Gareth had hit puberty the year before me, and he'd hit it fast and hard, like a dark-haired wolf breaking free of a tree-line and stretching out over an open field. He'd hit puberty at a dead run.

His cheeks pulled in toward his mouth slightly more than they had in the years previously. He still couldn't grow a beard, but I could see the small lines of dark hair which had begun to come up around the sides of his face and the back of his neck. His already broad shoulders and chest had filled out handsomely, during years of lacrosse practice and construction work. His teeth had straightened; now, only the two on either side of his mouth tilted in toward the front ones, ever so slightly. He wasn't the shortest boy in our grade any longer. His body had never decided to grow tall, but he held himself straight-backed, with the appearance of height. He was about two inches taller than I was, which I considered to be an insurmountable distance.

So I sat there, on Alice Silverton's dads' reclining couch which wasn't reclined, watching as Gareth stood from the other side of it and made his way around two sets of legs, so that he was standing in front of mine. There might have been a kind of hushed, expectant silence in the room--if there was, and I thought there was, I wouldn't have been able to hear it over the beating of my heart.

And then he just, kind of... kissed me. As if it were the easiest, simplest thing he'd ever done, and he'd simply not thought about doing it before that exact moment. He leaned down and touched his lips to mine. My chest wanted to collapse in on itself, but it couldn't, because the kiss was just that. A kiss between friends. Barely more than a brushing of our lips.

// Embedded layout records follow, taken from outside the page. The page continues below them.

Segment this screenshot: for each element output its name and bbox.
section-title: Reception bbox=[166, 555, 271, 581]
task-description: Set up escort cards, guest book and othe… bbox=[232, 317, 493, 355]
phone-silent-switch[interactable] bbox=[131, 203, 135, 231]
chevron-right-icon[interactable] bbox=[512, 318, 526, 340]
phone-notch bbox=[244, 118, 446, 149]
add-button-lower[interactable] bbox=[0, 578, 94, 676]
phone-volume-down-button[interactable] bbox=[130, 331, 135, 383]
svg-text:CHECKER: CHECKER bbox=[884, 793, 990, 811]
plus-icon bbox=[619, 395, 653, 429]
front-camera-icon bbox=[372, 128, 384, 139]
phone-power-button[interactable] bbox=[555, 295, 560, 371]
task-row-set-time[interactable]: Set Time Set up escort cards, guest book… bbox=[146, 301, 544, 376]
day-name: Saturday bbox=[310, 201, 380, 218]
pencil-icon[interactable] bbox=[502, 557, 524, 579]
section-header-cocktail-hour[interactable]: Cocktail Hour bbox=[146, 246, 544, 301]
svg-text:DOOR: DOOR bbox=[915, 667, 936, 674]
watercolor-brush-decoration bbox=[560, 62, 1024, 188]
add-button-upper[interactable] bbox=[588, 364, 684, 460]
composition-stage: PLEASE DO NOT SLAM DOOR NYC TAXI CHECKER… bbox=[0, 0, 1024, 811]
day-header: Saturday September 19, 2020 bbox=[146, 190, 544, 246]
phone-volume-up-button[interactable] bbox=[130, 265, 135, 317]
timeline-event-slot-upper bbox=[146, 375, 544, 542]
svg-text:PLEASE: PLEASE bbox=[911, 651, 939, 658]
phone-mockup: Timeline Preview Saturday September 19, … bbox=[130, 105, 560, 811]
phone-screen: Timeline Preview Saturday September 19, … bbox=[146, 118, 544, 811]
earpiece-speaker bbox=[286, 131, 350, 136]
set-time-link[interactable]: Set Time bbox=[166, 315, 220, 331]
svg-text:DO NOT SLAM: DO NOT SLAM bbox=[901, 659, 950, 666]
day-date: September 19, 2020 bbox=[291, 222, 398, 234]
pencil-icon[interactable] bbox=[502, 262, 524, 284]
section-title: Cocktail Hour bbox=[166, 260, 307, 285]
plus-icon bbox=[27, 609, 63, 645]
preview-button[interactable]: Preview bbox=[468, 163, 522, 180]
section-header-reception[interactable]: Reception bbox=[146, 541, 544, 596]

I'm not sure why I chose to reach up and take his head in my hands; I've turned it over and over and over in my head, for the entire night after the small party and in the eleven years since then. It wasn't bravery, I don't think. I just did it, because he was already kissing me, and because we had stared at one another for a moment before it happened, and because... well, because I wanted to. Taking his head in my hands, I tilted my head slightly and pressed our mouths together. He let it go on for a couple of seconds, and then he was pulling back from me, stepping away. A pair of flat dark eyes stared down at me, and a little crooked smile appeared--but something told me it wasn't quite genuine. Nobody else would have noticed. The smile was for them; his eyes were for me.

"You can't... do that."

They were the first words he'd spoken to me since we left the party, winding down the dark roads that connected Omar Drive, through a cemetery and around a couple of small fields, to Oak View Drive. Glancing over my shoulder, I can see his face in the moonlight. It makes him look even older than his already startlingly aged eighteen year-old face did; the hollows of his ears and eyes and the tops of his cheek cast in shadow. It was an almost grim expression. I wasn't afraid of him, though--I couldn't be afraid of Gareth any more than I could be afraid of myself.